Usinage de précision intelligent
 
  • Levée de fonds
  • Mise à jour le 16/09/2026
  • CA : 1 000 k€
 
 
Positionnement par rapport au marché
Le marché français de l'usinage de précision représente 10,3 Md€ selon Xerfi (2023), dont environ 2,4 Md€ accessibles à l'entreprise sur ses segments. Il est très fragmenté : des milliers d'ateliers organisés sur des modèles des années 1980-1990, où les petites séries se paient au prix fort, où les délais sont mal tenus et d'où les donneurs d’ordre se détournent vers l'offshore.

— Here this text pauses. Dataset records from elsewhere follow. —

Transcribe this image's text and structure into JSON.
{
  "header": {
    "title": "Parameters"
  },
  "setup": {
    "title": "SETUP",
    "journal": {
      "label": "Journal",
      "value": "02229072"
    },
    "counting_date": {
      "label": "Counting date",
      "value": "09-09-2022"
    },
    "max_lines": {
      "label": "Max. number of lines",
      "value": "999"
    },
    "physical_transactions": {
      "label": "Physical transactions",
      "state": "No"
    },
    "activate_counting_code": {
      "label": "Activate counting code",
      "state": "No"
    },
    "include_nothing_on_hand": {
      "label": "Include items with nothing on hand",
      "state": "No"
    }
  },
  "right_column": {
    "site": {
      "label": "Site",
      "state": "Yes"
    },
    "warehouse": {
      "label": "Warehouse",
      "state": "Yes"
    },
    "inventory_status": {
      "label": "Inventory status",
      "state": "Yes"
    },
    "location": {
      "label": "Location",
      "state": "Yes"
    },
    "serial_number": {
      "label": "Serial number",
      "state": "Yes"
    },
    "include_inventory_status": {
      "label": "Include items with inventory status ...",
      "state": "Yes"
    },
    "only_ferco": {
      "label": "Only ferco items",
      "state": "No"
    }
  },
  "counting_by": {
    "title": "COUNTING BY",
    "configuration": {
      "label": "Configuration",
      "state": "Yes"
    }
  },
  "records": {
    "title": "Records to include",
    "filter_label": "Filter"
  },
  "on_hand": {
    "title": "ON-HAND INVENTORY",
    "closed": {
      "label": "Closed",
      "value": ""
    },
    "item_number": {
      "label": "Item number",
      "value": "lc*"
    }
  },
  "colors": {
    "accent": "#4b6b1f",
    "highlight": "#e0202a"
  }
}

La société se positionne sur les pièces complexes à forte exigence de finition, là où le prix se justifie par la difficulté et non par la série. Ses procédés et outillages propriétaires tiennent le couple prix-délai et le cumul de trois certifications lui ouvre six marchés là où la plupart des ateliers en servent un ou deux.
 
Concurrence
Ateliers de mécanique de précision et décolleteurs de l'arc jurassien et de la vallée de l'Arve, sous-traitants spécialisés par secteur et concurrence offshore sur les séries répétitives.

Peu d'acteurs de cette taille cumulent ISO 9001, EN 9100 et ISO 13485 avec une finition de qualité bijouterie. C'est ce croisement qui protège le positionnement : il permet d'adresser un implant médical le matin et une pièce d'orfèvrerie l'après-midi, sur le même parc machines, en amortissant l'outil sur des marchés dont les cycles ne coïncident pas.
 
Points forts
- Trois certifications obtenues en vingt mois, ISO 9001, EN 9100 et ISO 13485, qui ouvrent six marchés.

- Onze clients actifs, dont deux maisons de luxe de premier rang, un équipementier aéronautique, un énergéticien et un lanceur spatial.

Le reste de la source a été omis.